Piracanga, 08 de abril de 2040
O Tiê não parava de perguntar. Ainda não havia chegado à idade de “ir à escola”. Dizem estudos que, à entrada no Fundamental, metade das crianças já não fazem perguntas. No final do Fundamental, a cifra cai para menos de dez por cento. Nas escolas de Ensino Médio, são raros os jovens que interrogam. E, nas universidades, quantos alunos fazem perguntas?
Fui professor do Fundamental. Quando entrava na sala, dizia: Bom dia, meus amigos!
Respondiam: Bom dia, professor!
Quando trabalhei na Universidade, entrava na sala, fazendo idêntica saudação: Bom dia, meus amigos!
Em silêncio, os jovens universitários escreviam nos seus cadernos: “Bom dia, meus amigos”.
Quem os havia posto assim? Quantos professores se interrogam sobre as origens deste drama?

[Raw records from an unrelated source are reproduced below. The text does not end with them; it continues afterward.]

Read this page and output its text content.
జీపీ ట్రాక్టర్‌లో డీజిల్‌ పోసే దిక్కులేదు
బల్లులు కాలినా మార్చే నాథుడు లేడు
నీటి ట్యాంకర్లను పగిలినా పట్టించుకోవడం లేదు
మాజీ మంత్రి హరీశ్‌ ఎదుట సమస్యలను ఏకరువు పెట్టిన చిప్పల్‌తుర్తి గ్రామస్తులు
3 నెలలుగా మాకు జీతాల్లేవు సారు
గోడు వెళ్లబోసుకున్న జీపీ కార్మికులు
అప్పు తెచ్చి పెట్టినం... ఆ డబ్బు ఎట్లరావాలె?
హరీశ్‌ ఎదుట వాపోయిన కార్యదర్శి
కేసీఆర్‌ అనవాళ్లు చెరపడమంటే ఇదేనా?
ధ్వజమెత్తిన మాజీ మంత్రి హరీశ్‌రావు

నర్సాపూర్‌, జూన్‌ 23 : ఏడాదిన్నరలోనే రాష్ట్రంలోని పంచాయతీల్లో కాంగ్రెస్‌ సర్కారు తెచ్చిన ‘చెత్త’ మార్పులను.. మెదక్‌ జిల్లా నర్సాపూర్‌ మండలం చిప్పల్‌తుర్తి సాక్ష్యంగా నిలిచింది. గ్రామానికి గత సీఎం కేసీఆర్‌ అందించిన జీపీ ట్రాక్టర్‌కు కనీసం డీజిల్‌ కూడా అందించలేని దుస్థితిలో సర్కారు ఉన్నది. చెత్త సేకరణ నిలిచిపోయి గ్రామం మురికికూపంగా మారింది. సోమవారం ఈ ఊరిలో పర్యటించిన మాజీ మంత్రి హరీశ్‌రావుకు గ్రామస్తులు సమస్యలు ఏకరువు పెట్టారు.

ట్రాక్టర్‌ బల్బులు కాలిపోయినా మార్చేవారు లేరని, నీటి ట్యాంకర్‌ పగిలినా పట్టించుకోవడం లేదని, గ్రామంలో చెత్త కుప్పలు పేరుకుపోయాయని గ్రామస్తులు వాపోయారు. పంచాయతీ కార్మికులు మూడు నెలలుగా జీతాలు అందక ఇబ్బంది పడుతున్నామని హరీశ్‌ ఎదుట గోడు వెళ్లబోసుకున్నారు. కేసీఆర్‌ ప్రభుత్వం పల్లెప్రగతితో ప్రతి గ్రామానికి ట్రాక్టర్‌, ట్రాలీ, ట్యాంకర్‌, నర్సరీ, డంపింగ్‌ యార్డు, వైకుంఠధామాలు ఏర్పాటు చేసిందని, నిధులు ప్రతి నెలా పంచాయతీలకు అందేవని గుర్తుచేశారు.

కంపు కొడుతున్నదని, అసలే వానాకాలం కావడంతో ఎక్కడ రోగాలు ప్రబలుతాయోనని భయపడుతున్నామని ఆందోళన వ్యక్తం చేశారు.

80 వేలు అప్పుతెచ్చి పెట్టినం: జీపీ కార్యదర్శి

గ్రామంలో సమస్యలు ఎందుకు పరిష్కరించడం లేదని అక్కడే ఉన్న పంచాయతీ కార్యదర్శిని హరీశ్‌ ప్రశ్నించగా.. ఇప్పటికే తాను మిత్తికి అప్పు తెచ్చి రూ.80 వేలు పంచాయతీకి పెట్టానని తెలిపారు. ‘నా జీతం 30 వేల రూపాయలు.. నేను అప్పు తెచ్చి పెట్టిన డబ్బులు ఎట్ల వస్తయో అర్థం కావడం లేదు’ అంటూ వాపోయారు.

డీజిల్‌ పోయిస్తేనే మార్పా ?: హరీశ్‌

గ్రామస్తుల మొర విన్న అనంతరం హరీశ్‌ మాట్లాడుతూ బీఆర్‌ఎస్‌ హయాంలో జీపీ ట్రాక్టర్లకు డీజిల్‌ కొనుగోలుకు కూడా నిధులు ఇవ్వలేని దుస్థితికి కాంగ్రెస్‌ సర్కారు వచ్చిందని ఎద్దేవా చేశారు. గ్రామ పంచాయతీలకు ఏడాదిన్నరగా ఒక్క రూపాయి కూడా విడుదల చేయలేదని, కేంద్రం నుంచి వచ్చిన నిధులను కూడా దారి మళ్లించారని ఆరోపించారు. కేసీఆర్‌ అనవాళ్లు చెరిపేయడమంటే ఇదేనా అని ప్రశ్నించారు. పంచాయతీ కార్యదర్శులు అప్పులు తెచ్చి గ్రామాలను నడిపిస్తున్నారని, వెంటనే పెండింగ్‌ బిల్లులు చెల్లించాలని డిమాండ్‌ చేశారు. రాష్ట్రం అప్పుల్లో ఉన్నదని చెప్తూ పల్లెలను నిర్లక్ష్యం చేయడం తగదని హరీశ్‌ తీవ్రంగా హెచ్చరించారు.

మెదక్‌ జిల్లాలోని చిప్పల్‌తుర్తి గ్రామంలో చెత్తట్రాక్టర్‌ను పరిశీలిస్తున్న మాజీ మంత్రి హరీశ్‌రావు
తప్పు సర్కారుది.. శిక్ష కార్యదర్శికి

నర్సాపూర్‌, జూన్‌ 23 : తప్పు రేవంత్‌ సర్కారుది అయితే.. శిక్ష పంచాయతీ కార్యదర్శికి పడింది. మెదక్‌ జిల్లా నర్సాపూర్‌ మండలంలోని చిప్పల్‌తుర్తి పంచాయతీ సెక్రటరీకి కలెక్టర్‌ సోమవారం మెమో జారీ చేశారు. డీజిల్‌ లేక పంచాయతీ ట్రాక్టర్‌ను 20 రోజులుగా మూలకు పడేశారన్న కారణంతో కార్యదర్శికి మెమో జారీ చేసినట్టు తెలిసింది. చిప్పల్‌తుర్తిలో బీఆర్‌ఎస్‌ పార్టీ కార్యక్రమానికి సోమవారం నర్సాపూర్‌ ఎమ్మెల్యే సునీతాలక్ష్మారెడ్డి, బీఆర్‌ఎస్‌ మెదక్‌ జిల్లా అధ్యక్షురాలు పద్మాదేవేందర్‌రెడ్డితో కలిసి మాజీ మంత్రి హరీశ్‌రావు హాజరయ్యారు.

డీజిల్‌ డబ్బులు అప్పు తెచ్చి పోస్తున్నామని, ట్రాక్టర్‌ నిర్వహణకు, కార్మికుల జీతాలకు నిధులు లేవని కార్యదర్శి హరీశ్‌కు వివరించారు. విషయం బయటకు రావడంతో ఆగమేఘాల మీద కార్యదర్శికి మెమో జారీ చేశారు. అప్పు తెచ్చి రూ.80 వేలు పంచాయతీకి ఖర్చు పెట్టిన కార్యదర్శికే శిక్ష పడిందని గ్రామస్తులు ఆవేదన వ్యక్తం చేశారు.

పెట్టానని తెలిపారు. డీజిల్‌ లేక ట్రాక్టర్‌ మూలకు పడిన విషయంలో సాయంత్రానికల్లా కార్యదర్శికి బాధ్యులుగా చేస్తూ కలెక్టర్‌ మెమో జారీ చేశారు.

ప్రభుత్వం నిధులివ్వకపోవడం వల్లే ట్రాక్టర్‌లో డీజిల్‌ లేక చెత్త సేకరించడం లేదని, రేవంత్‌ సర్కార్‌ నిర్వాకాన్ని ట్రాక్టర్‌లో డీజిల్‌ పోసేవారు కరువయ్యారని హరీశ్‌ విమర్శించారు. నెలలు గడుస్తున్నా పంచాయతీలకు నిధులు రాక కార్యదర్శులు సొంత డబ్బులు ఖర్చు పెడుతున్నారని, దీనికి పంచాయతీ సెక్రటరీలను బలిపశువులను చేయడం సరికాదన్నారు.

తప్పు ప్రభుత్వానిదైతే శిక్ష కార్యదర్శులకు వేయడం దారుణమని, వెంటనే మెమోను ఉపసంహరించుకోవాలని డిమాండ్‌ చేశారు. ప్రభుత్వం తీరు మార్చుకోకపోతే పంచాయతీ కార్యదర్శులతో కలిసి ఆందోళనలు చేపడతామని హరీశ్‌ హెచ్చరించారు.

Recordar-te-ás, certamente, querida Alice, das cartas que este avô te enviou, quando nasceste: Recorria a personificações, metáforas e outras figuras de linguagem. Quarenta anos depois, excelente profissional de Psicologia que és, contigo poderei usar de uma linguagem técnica, científica. Mas, com o Tiê, não.
Perguntou: Vovó o teu cabelo é branquinho… por quê?
Por que será? – respondi com a pergunta, que dispara a busca de resposta…
Num sei, vovô…
Brinquei com o Tiê. E, com a minha ajuda, ele encontrou a resposta. Para a Alice psicóloga, a conclusão é simples: contrariamente àquilo que a näo-diretividade ingénua postula, a criança não faz o que quer – a criança quer aquilo que faz, porque faz sentido. Já percebeste que estou a falar de Vygotsky…
Pois fica sabendo que encontrei doutorados em socio construtivismo, que davam aula. Diziam aos formandos que os alunos deveriam ser o centro do processo, enquanto davam aula, centrada no… professor. Das duas, uma: ou eram esquizofrênicos, ou analfabetos funcionais – leram Vygotsky, mas nada entenderam. Eram os “porquenins”, seres do nem sim, nem não. Em Brasília, encontrei uma subespécie: os “porquessins”. Se lhes perguntássemos, por exemplo, por que havia aula, eles respondiam: Porque sim. E… pronto! É assim, porque é assim, porque eu mando que seja assim.
Mancomunados com porquessins e porquenins, os “porquenãos” impunham que se ensinasse a voar a todos como se de um só se tratasse, como se cada ser não fosse um ser único e irrepetível. Muitos professores não ousavam sair da caixa preta da sala de aula, com medo de que algum porquenim espreitasse e fosse contar pecadilhos a um porquenão. E os obstinados porquenãos continuaram no fazer, sem saber explicar por que faziam. Era assim… e pronto!
Aos porquenins – ora de acordo com uns, ora com outros, conforme a ocasião e como lhes dava mais jeito – o Darcy deu o nome de áulico. Os áulicos eram semelhantes aos papagaios, aves que repetem e não refletem. Os áulicos eram surdos, insensíveis a uma interpelação fundamentada, criaturas horríveis.
Mas, como diria um outro rouxinol (de nome Pessoa), se deixasse de haver seres horríveis, o mundo ficaria mais pobre, só porque teriam deixado de existir. Por isso, estendíamos mãos solidárias aos porquenins, aos porquessins e porquenãos, na intenção de os ajudar a compreender e a decidirem ser éticos.
Foi o amor, sempre presente no canto das almas sensíveis, que comoveu as almas empedernidas dos porquenãos e as redimiu do pecado da ignorância e da maldade. A doce paciência das almas sensíveis ajudou os pássaros doentes a não terem medo da luz diurna, a não fechar os olhos à claridade. Convenceu porquenãos e porquenins da inutilidade da sua azáfama de pássaros rotineiros.
Irei contar-vos como tudo aconteceu.